Ayer mismo les escribí sobre la sensación que me embarga durante la época navideña y la forma en que me convenzo de que todos a mi alrededor comparten ese sentimiento. No obstante, el avance del día me hizo caer en la cuenta de que todo no es tan "lindo" como nos lo hacemos creer.
Tuve que salir a hacer algunos mandados y redescubrí lo terrible que es vivir en una urbe que, aunque no tan grande como la Ciudad de México, Nueva York o cualquier capital europea, sí es suficientemente grande y desordenada como para convertirse en un caos. Tomé conciencia nuevamente del hecho de que en la calle nadie te mira a la cara (porque si así fuera empezaríamos a sospechar), las personas caminan como si estuvieran solas en las aceras y se ignoran las normas de cortesía que en otro tiempo te obligaban a cederle el asiento a las personas mayores, a los niños y a las mujeres. Ahora tienen que emitir una ley para que nos obliguen a ceder el asiento a personas con capacidades reducidas o no aptas para el mundo que hemos construido.
Eso sin mencionar la lucha silenciosa (y a veces no tanto) entre peatones y conductores de vehículos; en la que los peatones cruzan la calle por donde se les ocurre y los conductores, si no te tiran el carro (cual toros en la plaza), te ignoran por completo y solo están pendientes de que la luz roja (que en su criterio no debería existir), se cambie a verde.
Esta es la realidad. Muy diferente de la ensoñación en la que caigo cuando llega el mes de diciembre.
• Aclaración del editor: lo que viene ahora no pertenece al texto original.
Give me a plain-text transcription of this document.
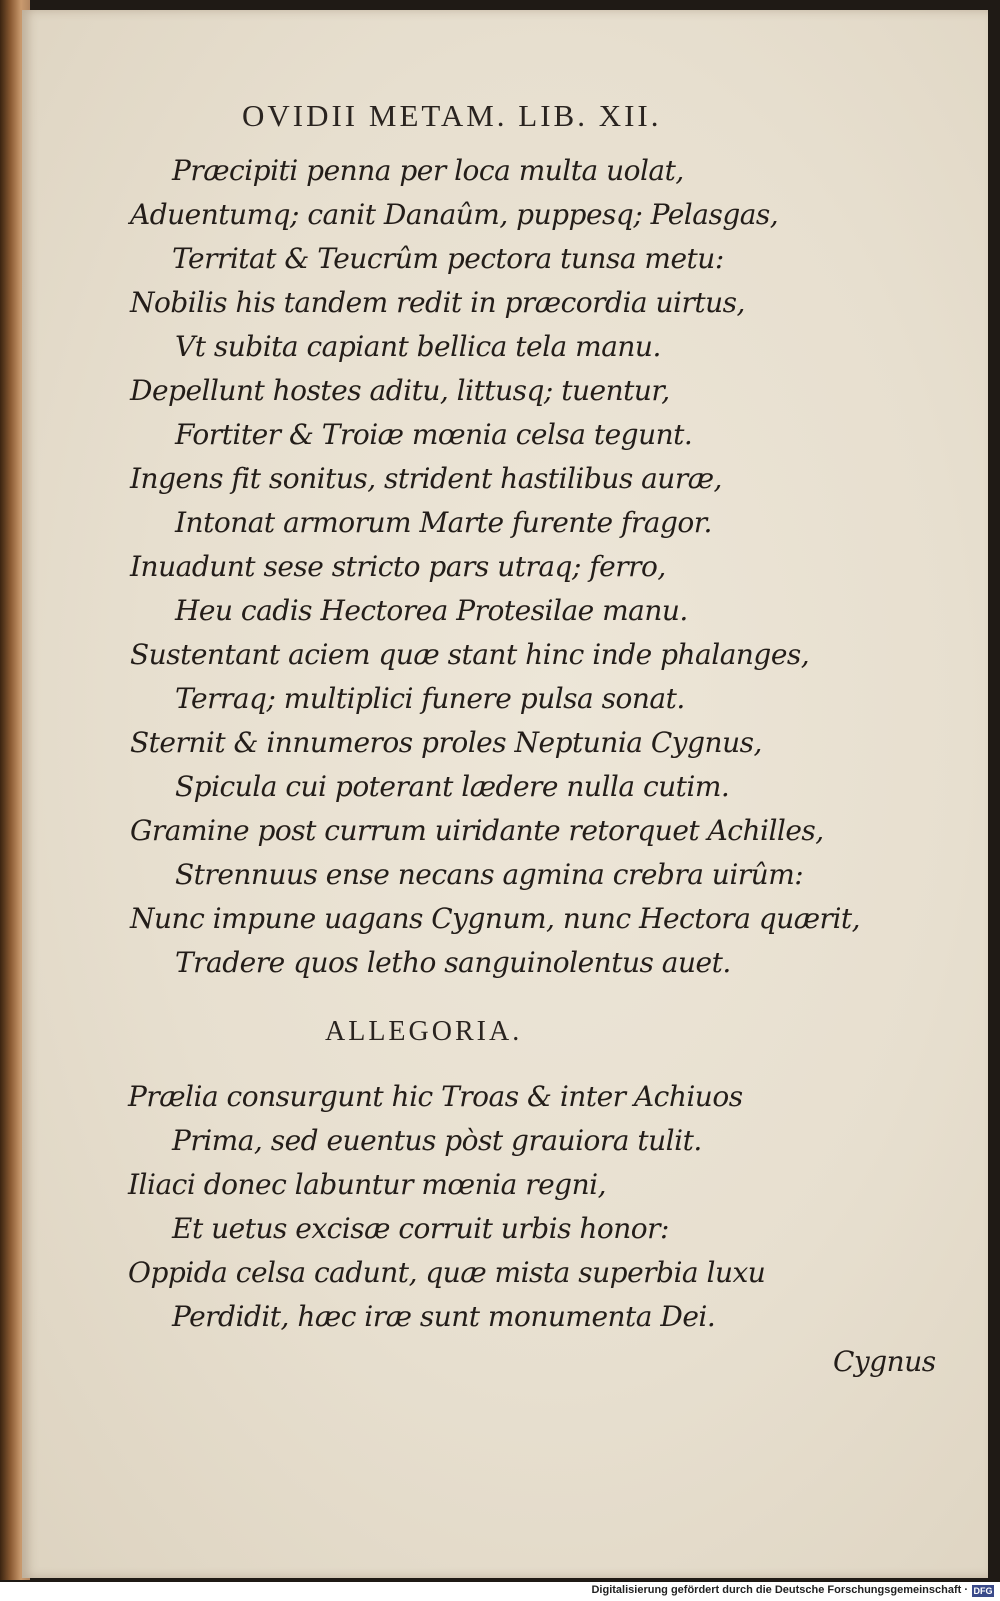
OVIDII METAM. LIB. XII.
Præcipiti penna per loca multa uolat,
Aduentumq; canit Danaûm, puppesq; Pelasgas,
Territat & Teucrûm pectora tunsa metu:
Nobilis his tandem redit in præcordia uirtus,
Vt subita capiant bellica tela manu.
Depellunt hostes aditu, littusq; tuentur,
Fortiter & Troiæ mœnia celsa tegunt.
Ingens fit sonitus, strident hastilibus auræ,
Intonat armorum Marte furente fragor.
Inuadunt sese stricto pars utraq; ferro,
Heu cadis Hectorea Protesilae manu.
Sustentant aciem quæ stant hinc inde phalanges,
Terraq; multiplici funere pulsa sonat.
Sternit & innumeros proles Neptunia Cygnus,
Spicula cui poterant lædere nulla cutim.
Gramine post currum uiridante retorquet Achilles,
Strennuus ense necans agmina crebra uirûm:
Nunc impune uagans Cygnum, nunc Hectora quærit,
Tradere quos letho sanguinolentus auet.
ALLEGORIA.
Prælia consurgunt hic Troas & inter Achiuos
Prima, sed euentus pòst grauiora tulit.
Iliaci donec labuntur mœnia regni,
Et uetus excisæ corruit urbis honor:
Oppida celsa cadunt, quæ mista superbia luxu
Perdidit, hæc iræ sunt monumenta Dei.
Cygnus
Digitalisierung gefördert durch die Deutsche Forschungsgemeinschaft · DFG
Pero estoy convencida de que depende de cada uno de nosotros transformar los sentimientos positivos que nos genera la época, en acciones donde la cortesía y las buenas costumbres (que no es la doble moral que ahora prevalece), tomen un lugar privilegiado; donde saludar a la gente, cruzar miradas y sonrisas a las personas que nos topamos, ceder el campo a las personas mayores, a los niños y a las mujeres (que caballerosidad no es debilidad), serán las armas que faciliten la lucha contra la deshumanización del medio.